I thought Romney would win in a landslide. I was not alone. There was a lot of confidence on the right. Even Romney’s campaign, with all its super-secret polling that is supposed to be so much better than anything we laymen see, was surprised by the defeat on November 6, 2012.
How could we get it so wrong? Was our thinking the triumph of hope over experience?
Here was my thinking: Obama was campaigning to shore up his base. Romney already had his base — where else would they go? — and was campaigning to win moderates and independents. Therefore, Romney would get more votes. Moreover, the polls are all wrong due to liberal bias and the Bradley Effect, in which a small percentage of those polled lie that they will vote for a black man because they do not want to be thought of as racist.
This entire line of thinking turned out to be wrong. The polls were right. The Democrat base was energized and turned out on election day. Most astonishing, Romney did not have his base. Romney got 3,000,000 fewer votes than McCain in 2008 and 7,000,000 fewer than Bush in 2004. If he had just won what McCain got, he would have defeated Obama.
So what happened?
1. American voters have changed for the worse. This is the most depressing conclusion from the election. This thing should not have been close. Obama is the worst president of my lifetime, if not all time. His big government policies have kept unemployment around 8%. His foreign policy is to appease an enemy he pretends does not exist. Obama should have been demolished the way Mondale was in 1984 or McGovern was in 1972.
The American sense of life, an emotional vestige of our 18th and 19th century individualist heritage, is dying. The New Leftist culture, indoctrinated through government schooling, is reforming the American character around collectivism. The Democrats finish off the process by expanding the welfare state. Americans receiving food stamps, welfare, Medicaid, etc. will vote to stay on the gravy train. (This makes the Democrat attack on Romney’s 47% remark particularly hypocritical. Romney was essentially saying that the Democrat strategy of buying votes through handouts is working.)
2. Democrats wanted it more. To the left, power is not just politics, it’s metaphysics. It is the reason they exist. They understood that they had a lot to lose if Romney won. Obamacare would have been repealed, Romney would have repealed Obama’s executive orders, the czars would have been fired, and Democrats would have lost control of the vast array of alphabet agencies through which they plan to fundamentally transform America by bureaucratic fiat.

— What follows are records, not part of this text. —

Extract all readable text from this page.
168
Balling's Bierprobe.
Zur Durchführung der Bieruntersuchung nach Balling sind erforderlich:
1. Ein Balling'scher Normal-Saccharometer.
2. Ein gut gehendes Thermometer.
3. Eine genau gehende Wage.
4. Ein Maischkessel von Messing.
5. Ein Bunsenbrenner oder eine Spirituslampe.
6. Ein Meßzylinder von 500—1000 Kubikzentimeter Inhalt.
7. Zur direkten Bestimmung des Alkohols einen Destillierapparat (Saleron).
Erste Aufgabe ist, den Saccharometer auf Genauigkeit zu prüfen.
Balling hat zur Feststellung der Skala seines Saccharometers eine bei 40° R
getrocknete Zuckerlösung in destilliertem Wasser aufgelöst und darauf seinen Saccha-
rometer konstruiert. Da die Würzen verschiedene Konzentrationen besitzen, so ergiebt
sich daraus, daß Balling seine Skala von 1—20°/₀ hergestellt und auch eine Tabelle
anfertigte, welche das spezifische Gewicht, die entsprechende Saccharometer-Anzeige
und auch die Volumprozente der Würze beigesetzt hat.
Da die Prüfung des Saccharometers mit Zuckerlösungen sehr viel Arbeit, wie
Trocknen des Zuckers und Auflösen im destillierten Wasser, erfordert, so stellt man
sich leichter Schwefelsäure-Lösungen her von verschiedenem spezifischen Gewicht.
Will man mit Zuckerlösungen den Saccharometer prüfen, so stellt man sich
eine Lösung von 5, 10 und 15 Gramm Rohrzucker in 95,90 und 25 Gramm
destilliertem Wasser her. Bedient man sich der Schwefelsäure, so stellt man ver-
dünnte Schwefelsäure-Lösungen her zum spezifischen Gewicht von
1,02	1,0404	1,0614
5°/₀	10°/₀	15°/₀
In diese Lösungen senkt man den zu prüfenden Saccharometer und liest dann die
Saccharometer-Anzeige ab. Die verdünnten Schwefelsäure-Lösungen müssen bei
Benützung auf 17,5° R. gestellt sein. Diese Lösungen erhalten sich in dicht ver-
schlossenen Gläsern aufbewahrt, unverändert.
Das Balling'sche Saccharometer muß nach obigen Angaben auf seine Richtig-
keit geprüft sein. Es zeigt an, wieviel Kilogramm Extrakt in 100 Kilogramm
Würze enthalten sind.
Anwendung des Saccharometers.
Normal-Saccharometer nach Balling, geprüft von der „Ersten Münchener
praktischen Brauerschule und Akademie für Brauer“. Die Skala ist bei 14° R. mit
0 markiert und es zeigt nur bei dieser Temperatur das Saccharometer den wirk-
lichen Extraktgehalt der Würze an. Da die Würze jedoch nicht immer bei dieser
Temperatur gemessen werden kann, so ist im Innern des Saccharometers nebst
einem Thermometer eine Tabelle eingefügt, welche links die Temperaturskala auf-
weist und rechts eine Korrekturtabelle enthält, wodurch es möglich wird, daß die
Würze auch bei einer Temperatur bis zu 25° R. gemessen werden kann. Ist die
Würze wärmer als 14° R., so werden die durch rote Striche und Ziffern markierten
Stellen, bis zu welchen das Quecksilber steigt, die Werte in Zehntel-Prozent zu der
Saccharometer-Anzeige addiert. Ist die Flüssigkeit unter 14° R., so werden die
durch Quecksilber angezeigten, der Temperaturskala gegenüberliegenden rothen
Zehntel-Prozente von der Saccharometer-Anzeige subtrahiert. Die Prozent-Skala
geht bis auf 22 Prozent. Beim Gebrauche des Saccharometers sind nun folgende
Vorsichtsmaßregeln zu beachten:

3. Republicans didn’t want it more. For this I blame two things. First, Romney campaigned as a moderate. He gave the base no reason to vote for him other than “I’m not Obama.” That’s not enough. And his campaign bought the conventional wisdom that Romney had to be a “nice guy” to overcome Democrat smears about Republicans. (Maybe they’re right.)

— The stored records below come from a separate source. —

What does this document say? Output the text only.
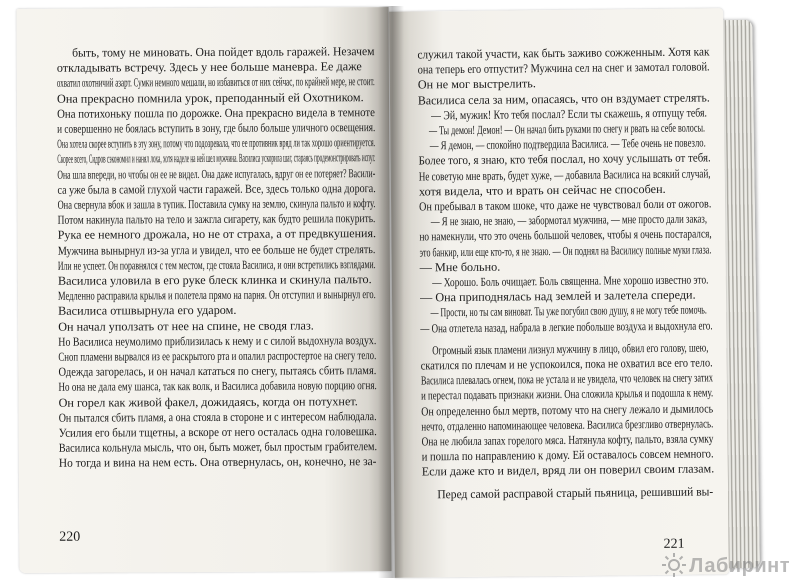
быть, тому не миновать. Она пойдет вдоль гаражей. Незачем
откладывать встречу. Здесь у нее больше маневра. Ее даже
охватил охотничий азарт. Сумки немного мешали, но избавиться от них сейчас, по крайней мере, не стоит.
Она прекрасно помнила урок, преподанный ей Охотником.
Она потихоньку пошла по дорожке. Она прекрасно видела в темноте
и совершенно не боялась вступить в зону, где было больше уличного освещения.
Она хотела скорее вступить в эту зону, потому что подозревала, что ее противник вряд ли так хорошо ориентируется.
Скорее всего, Сидров сэкономил и нанял лоха, хотя наделе на ней шел мужчина. Василиса ускорила шаг, стараясь продемонстрировать испуг.
Она шла впереди, но чтобы он ее не видел. Она даже испугалась, вдруг он ее потеряет? Васили-
са уже была в самой глухой части гаражей. Все, здесь только одна дорога.
Она свернула вбок и зашла в тупик. Поставила сумку на землю, скинула пальто и кофту.
Потом накинула пальто на тело и зажгла сигарету, как будто решила покурить.
Рука ее немного дрожала, но не от страха, а от предвкушения.
Мужчина вынырнул из-за угла и увидел, что ее больше не будет стрелять.
Или не успеет. Он поравнялся с тем местом, где стояла Василиса, и они встретились взглядами.
Василиса уловила в его руке блеск клинка и скинула пальто.
Медленно расправила крылья и полетела прямо на парня. Он отступил и вынырнул его.
Василиса отшвырнула его ударом.
Он начал уползать от нее на спине, не сводя глаз.
Но Василиса неумолимо приблизилась к нему и с силой выдохнула воздух.
Сноп пламени вырвался из ее раскрытого рта и опалил распростертое на снегу тело.
Одежда загорелась, и он начал кататься по снегу, пытаясь сбить пламя.
Но она не дала ему шанса, так как волк, и Василиса добавила новую порцию огня.
Он горел как живой факел, дожидаясь, когда он потухнет.
Он пытался сбить пламя, а она стояла в стороне и с интересом наблюдала.
Усилия его были тщетны, а вскоре от него осталась одна головешка.
Василиса кольнула мысль, что он, быть может, был простым грабителем.
Но тогда и вина на нем есть. Она отвернулась, он, конечно, не за-
220
служил такой участи, как быть заживо сожженным. Хотя как
она теперь его отпустит? Мужчина сел на снег и замотал головой.
Он не мог выстрелить.
Василиса села за ним, опасаясь, что он вздумает стрелять.
— Эй, мужик! Кто тебя послал? Если ты скажешь, я отпущу тебя.
— Ты демон! Демон! — Он начал бить руками по снегу и рвать на себе волосы.
— Я демон, — спокойно подтвердила Василиса. — Тебе очень не повезло.
Более того, я знаю, кто тебя послал, но хочу услышать от тебя.
Не советую мне врать, будет хуже, — добавила Василиса на всякий случай,
хотя видела, что и врать он сейчас не способен.
Он пребывал в таком шоке, что даже не чувствовал боли от ожогов.
— Я не знаю, не знаю, — забормотал мужчина, — мне просто дали заказ,
но намекнули, что это очень большой человек, чтобы я очень постарался,
это банкир, или еще кто-то, я не знаю. — Он поднял на Василису полные муки глаза.
— Мне больно.
— Хорошо. Боль очищает. Боль священна. Мне хорошо известно это.
— Она приподнялась над землей и залетела спереди.
— Прости, но ты сам виноват. Ты уже погубил свою душу, я не могу тебе помочь.
— Она отлетела назад, набрала в легкие побольше воздуха и выдохнула его.
Огромный язык пламени лизнул мужчину в лицо, обвил его голову, шею,
скатился по плечам и не успокоился, пока не охватил все его тело.
Василиса плевалась огнем, пока не устала и не увидела, что человек на снегу затих
и перестал подавать признаки жизни. Она сложила крылья и подошла к нему.
Он определенно был мертв, потому что на снегу лежало и дымилось
нечто, отдаленно напоминающее человека. Василиса брезгливо отвернулась.
Она не любила запах горелого мяса. Натянула кофту, пальто, взяла сумку
и пошла по направлению к дому. Ей оставалось совсем немного.
Если даже кто и видел, вряд ли он поверил своим глазам.
Перед самой расправой старый пьяница, решивший вы-
221
Лабиринт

Second, Republican pragmatists cannot think in principle. These are the people who become Republican because they were born in a country club, not because they read Ludwig von Mises. They view the Tea Party with suspicion and figure it doesn’t really matter that much who is president. Pass the white wine and brie, darling.
4. Lots of other reasons, such as the power of the incumbancy, media liberal bias, Obama’s superior campaign tactics and the failure of Romney’s ORCA thing. It turns out Obama is actually competent at campaigning, as opposed to governing. Romney, for all his supposed business acumen, ran a lousy campaign.
That’s my take on what happened. How bad the consequences will be, we don’t know yet, but I suspect the American people bought themselves a whole lot of sorrow on November 6, 2012.